The book first addresses the problem of reasoning about uncertainty and objectives in simple decisions at a single point in time, and then turns to sequential decision problems in stochastic environments where the outcomes of our actions are uncertain. It goes on to address model uncertainty, when we do not start with a known model and must learn how to act through interaction with the environment; state uncertainty, in which we do not know the current state of the environment due to imperfect perceptual information; and decision contexts involving multiple agents. The book focuses primarily on planning and reinforcement learning, although some of the techniques presented draw on elements of supervised learning and optimization. Algorithms are implemented in the Julia programming language. Figures, examples, and exercises convey the intuition behind the various approaches presented.
商品描述(中文翻譯)
這本教科書廣泛介紹了在不確定性下進行決策的演算法,介紹了底層的數學問題形式和解決這些問題的演算法。
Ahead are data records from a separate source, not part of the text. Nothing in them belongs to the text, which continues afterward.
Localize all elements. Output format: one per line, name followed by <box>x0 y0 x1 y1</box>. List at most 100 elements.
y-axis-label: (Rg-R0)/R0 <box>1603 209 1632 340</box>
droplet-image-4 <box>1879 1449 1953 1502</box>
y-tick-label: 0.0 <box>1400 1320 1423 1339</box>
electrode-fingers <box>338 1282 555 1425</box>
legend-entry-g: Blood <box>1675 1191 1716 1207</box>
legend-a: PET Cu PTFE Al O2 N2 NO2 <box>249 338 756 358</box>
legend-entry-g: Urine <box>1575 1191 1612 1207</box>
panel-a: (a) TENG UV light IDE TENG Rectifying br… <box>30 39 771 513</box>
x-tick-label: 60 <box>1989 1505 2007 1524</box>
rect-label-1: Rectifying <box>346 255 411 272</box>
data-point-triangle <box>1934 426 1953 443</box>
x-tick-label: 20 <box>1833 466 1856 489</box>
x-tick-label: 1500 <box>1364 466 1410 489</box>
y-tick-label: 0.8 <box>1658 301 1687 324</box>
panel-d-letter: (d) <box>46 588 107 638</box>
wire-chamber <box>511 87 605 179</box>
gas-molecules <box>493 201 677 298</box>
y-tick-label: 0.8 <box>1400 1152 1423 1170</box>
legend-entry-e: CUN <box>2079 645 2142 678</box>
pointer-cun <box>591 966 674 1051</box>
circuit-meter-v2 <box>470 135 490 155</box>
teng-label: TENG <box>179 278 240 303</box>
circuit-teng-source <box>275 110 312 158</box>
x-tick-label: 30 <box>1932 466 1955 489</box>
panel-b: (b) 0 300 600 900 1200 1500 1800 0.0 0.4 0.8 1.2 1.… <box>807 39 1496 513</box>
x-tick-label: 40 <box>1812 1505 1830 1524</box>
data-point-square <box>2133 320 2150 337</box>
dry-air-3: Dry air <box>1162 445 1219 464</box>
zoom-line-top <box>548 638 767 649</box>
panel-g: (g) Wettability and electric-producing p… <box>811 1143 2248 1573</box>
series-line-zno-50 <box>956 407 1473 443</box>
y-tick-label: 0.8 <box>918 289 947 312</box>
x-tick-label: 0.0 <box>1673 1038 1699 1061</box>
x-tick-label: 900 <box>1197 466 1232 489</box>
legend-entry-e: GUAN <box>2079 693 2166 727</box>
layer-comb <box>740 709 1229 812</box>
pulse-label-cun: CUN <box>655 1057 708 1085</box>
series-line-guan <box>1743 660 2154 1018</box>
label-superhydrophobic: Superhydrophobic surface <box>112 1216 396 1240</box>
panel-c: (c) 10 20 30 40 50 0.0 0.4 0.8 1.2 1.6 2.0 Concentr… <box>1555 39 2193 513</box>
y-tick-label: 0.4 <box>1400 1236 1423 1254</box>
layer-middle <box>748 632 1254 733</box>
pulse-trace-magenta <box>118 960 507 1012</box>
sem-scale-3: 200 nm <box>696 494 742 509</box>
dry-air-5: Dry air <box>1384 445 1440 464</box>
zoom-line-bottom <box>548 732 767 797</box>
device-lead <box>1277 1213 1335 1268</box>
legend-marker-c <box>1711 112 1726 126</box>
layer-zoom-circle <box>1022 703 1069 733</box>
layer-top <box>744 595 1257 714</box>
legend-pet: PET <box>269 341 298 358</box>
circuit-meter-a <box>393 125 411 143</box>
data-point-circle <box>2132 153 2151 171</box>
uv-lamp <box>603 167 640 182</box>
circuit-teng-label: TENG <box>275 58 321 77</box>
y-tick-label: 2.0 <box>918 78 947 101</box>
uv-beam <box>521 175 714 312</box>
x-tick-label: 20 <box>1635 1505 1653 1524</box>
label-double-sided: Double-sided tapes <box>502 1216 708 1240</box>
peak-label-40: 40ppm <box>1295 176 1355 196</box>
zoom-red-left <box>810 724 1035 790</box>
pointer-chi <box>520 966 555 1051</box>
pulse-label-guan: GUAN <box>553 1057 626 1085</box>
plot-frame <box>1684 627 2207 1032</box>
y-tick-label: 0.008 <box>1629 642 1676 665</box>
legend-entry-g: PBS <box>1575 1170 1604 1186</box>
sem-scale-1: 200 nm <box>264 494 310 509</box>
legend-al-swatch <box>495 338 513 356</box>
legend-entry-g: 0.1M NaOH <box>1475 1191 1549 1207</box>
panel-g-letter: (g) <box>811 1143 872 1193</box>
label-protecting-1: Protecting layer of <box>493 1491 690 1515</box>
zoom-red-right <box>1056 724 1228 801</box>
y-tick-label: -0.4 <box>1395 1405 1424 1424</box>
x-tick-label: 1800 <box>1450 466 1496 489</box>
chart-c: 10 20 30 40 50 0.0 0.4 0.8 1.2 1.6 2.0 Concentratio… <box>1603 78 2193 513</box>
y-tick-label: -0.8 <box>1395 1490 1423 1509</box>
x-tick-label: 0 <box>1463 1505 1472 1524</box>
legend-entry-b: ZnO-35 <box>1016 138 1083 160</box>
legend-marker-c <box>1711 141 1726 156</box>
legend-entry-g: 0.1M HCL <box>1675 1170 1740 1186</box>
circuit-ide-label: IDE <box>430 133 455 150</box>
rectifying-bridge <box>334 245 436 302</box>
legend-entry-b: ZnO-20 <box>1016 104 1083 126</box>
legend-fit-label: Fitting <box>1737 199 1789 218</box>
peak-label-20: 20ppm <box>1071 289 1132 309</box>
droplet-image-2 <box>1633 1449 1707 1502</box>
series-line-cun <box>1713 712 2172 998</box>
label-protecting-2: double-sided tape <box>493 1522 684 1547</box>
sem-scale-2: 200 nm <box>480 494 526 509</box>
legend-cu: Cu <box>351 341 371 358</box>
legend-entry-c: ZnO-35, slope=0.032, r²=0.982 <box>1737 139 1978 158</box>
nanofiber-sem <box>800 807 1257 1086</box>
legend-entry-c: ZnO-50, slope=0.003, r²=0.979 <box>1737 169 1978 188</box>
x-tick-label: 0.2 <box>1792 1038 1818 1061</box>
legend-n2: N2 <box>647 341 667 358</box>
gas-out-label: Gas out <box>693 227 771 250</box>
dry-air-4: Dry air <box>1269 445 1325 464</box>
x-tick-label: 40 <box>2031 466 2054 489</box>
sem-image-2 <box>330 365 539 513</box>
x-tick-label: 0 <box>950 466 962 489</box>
自動化決策系統或決策支援系統在應用中涵蓋了從飛機碰撞避免到乳腺癌篩檢等各種不確定性來源,必須設計成能夠平衡多個目標的系統。這本教科書廣泛介紹了在不確定性下進行決策的演算法,包括底層的數學問題形式和解決這些問題的演算法。
該書首先討論了在單一時間點上對不確定性和目標進行推理的問題,然後轉向在結果不確定的隨機環境中進行序列決策的問題。接著,它討論了模型不確定性,即我們沒有已知模型並且必須通過與環境的互動來學習如何行動;狀態不確定性,即由於感知信息不完美,我們不知道環境的當前狀態;以及涉及多個代理的決策情境。該書主要關注規劃和強化學習,儘管其中一些技術涉及監督學習和優化的元素。演算法是用Julia編程語言實現的。圖片、例子和練習題傳達了所介紹的各種方法的直觀理解。
作者簡介
Mykel Kochenderfer is Associate Professor at Stanford University, where he is Director of the Stanford Intelligent Systems Laboratory (SISL). He is the author of Decision Making Under Uncertainty (MIT Press). Tim Wheeler is a software engineer in the Bay Area, working on autonomy, controls, and decision-making systems. Kochenderfer and Wheeler are coauthors of Algorithms for Optimization (MIT Press). Kyle Wray is a researcher who designs and implements the decision-making systems on real-world robots.
作者簡介(中文翻譯)
Mykel Kochenderfer 是斯坦福大學的副教授,也是斯坦福智能系統實驗室(SISL)的主任。他是《Decision Making Under Uncertainty》(MIT Press)一書的作者。Tim Wheeler 是灣區的軟體工程師,專注於自主性、控制和決策系統。Kochenderfer 和 Wheeler 是《Algorithms for Optimization》(MIT Press)一書的合著者。Kyle Wray 是一位研究員,負責設計和實施實際機器人的決策系統。